Léon Trotsky citations

Léon Trotski , de son vrai nom Lev Davidovitch Bronstein , né le 26 octobre 1879 à Ianovka et mort assassiné le 21 août 1940 à Mexico , est un révolutionnaire communiste et homme politique russo-soviétique.

Militant marxiste, du Parti ouvrier social-démocrate de Russie puis, à partir de l'été 1917, bolchevik, il est plusieurs fois déporté en Sibérie ou exilé de Russie, et est notamment président du soviet de Pétrograd lors de la révolution russe de 1905.

En 1917, il est le principal acteur, avec Lénine, de la révolution d'Octobre qui permet aux bolcheviks d'arriver au pouvoir. Membre du gouvernement communiste, il n'est pas favorable à une paix immédiate avec les puissances de la quadruplice, mais en mars 1918 il accepte le point de vue de Lénine et la paix de Brest-Litovsk qui est une capitulation de fait. Durant la guerre civile russe qui s'ensuit, il fonde l'Armée rouge et se montre partisan de mesures de Terreur : son action contribue à la victoire des bolcheviks et à la survie du régime soviétique. Il est dès lors, et durant plusieurs années, l'un des plus importants dirigeants de l'Internationale communiste et de l'URSS naissante.
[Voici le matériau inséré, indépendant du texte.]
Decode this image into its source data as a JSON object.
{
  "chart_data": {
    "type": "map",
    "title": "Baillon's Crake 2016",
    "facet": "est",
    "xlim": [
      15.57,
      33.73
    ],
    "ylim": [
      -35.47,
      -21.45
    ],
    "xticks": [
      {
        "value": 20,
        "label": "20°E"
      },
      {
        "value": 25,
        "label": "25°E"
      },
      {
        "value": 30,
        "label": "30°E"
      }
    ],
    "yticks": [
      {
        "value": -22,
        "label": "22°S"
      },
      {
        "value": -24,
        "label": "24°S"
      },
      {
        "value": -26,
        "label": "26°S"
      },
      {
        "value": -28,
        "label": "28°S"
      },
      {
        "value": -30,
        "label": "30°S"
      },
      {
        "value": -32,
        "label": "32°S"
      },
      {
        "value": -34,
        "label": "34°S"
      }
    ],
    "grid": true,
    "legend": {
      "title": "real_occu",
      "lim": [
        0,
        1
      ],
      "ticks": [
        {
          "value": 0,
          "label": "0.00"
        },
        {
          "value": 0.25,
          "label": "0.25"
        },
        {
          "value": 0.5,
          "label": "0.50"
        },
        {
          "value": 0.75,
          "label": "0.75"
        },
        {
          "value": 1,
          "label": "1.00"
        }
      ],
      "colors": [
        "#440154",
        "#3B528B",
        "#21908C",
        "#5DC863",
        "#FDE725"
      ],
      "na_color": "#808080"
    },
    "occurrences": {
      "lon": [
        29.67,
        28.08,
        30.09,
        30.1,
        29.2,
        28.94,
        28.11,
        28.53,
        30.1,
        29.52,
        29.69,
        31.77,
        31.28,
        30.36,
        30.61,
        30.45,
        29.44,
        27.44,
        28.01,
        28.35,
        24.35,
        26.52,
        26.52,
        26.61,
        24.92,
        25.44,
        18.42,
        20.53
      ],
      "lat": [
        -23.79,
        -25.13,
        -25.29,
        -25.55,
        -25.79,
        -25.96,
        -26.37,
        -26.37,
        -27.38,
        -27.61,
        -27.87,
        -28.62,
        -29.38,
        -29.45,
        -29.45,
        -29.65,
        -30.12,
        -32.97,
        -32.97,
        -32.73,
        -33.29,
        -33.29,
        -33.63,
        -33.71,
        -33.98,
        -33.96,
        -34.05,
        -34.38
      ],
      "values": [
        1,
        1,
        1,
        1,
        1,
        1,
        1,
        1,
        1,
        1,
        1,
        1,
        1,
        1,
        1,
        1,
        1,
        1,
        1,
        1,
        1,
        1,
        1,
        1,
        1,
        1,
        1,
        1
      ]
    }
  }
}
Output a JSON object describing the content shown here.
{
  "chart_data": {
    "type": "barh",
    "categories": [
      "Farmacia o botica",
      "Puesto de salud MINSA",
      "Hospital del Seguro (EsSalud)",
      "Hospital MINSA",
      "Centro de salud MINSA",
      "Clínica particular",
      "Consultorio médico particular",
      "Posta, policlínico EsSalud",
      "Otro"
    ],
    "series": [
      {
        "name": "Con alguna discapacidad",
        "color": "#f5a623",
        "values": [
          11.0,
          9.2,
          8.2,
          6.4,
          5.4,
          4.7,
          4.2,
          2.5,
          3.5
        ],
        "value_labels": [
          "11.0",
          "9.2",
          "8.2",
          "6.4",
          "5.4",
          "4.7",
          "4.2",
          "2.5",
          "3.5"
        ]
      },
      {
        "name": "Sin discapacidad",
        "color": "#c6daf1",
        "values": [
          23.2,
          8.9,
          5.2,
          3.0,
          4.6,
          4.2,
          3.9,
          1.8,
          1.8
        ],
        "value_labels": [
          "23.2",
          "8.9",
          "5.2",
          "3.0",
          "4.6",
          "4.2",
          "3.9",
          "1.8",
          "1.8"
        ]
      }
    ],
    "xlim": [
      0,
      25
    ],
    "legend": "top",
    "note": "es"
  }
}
Il s'oppose à ce qu'il désigne comme la bureaucratisation du parti et du régime et à Staline en prenant la tête de l'Opposition de gauche ; Staline le fait finalement chasser du gouvernement et du Parti communiste , puis l'exile en Asie centrale avant de le bannir d'URSS . Trotski entreprend alors d'organiser ses partisans, qui se réunissent en 1938 au sein de la Quatrième Internationale. En 1940, installé au Mexique, il est assassiné sur ordre de Staline par un agent du NKVD.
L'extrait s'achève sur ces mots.